Collaborative work is a total pain – but a necessary one

A friend recently told me about a collaboration meeting he’d been part of where one of the participants was being extremely patronising. My friend was really cross.

“Do you think he realised how you felt?” I asked. “Well, I think I made it very clear!” he said. “How?” I asked. He looked at me ruefully. “I raised an eyebrow angrily… which I think he noticed!”

Suddenly there are thousands of charities across the nation collaborating with each other at unprecedented levels. Everyone says this is a Very Good Thing. But to be brutally honest, this collaboration malarkey is one of the hardest things I have ever done. I find my forehead permanently aches from (usually failed) attempts to suppress an eyebrow that persists in shooting upwards.

Working with people who don’t see things the way you do is really tough. Knowing when to keep on arguing your case and when to back down is not easy, or even obvious.

Collaboration can often be interpreted as being about compromise: agreeing to disagree or just sharing information. But I wonder: if there isn’t an agreed common approach, is it really collaboration?

We charities spend much of our time trying to be distinctive. After all, we have to believe that we have a contribution that no other charity can make in our time and place, otherwise what is the point of our existence? Suddenly, in collaboration, we have to do almost the exact opposite.

We have to stop our normal way of thinking and (to a large extent) suppress what we think makes us special in order to do something in common for the common good.

This is no easy task. I’m envious of those of our fellow collaborators who seem to be happily oblivious to the boiling exasperation churning beneath the Zoom line, who don’t have acid tummies from the burning irritation of feeling unheard or the aching jaw that comes with biting down on pent-up frustration.

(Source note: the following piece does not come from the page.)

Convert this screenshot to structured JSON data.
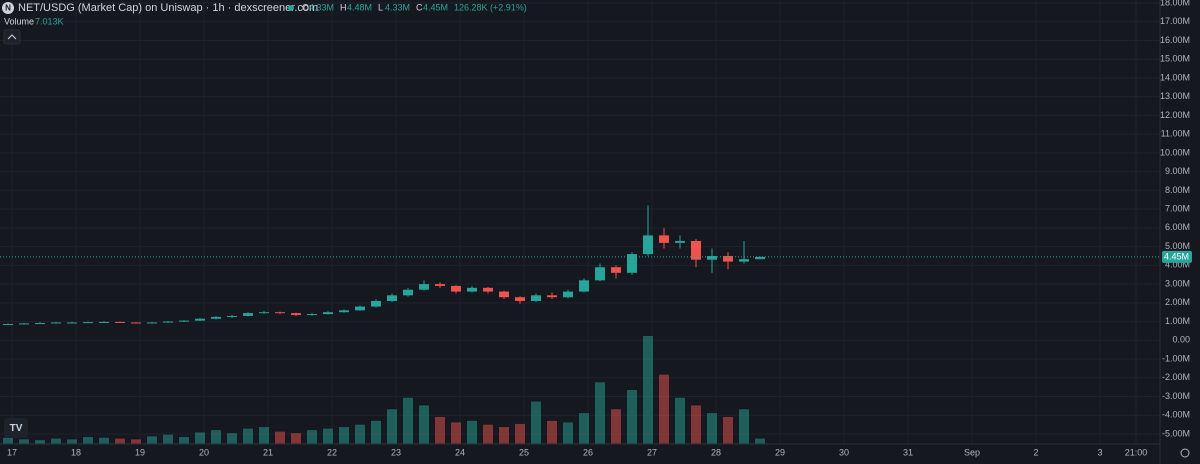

The elephant in the room is often the unspoken disunity, the deep dis-alignments of principle and practice. In collaborations we’re all (theoretically anyhow) equal, which does have the effect of making things more egalitarian, but it also means difficult conversations are harder to have. There is no one accountable for pointing out the elephant or helping to manage the relationships.

I’ve noticed that often if someone in a group says something that upsets another, we typically gather around the “wounded” and the underlying issue remains unresolved as the “perpetrator” backs off, not wanting to be accused of – oh, I don’t know – being bad-minded?

So why do we do it if it’s so bloody hard?

Perhaps it’s because the unruly eyebrow, the aching and acidic body parts are the price of effecting change that we could never do alone.

There’s a saying: “What comes easy won’t last. What lasts won’t come easy”.

So, yes, collaborative work isn’t easy. But no matter how hard we find it, it is worth doing. Because if we stick at it, we can achieve mighty things that last.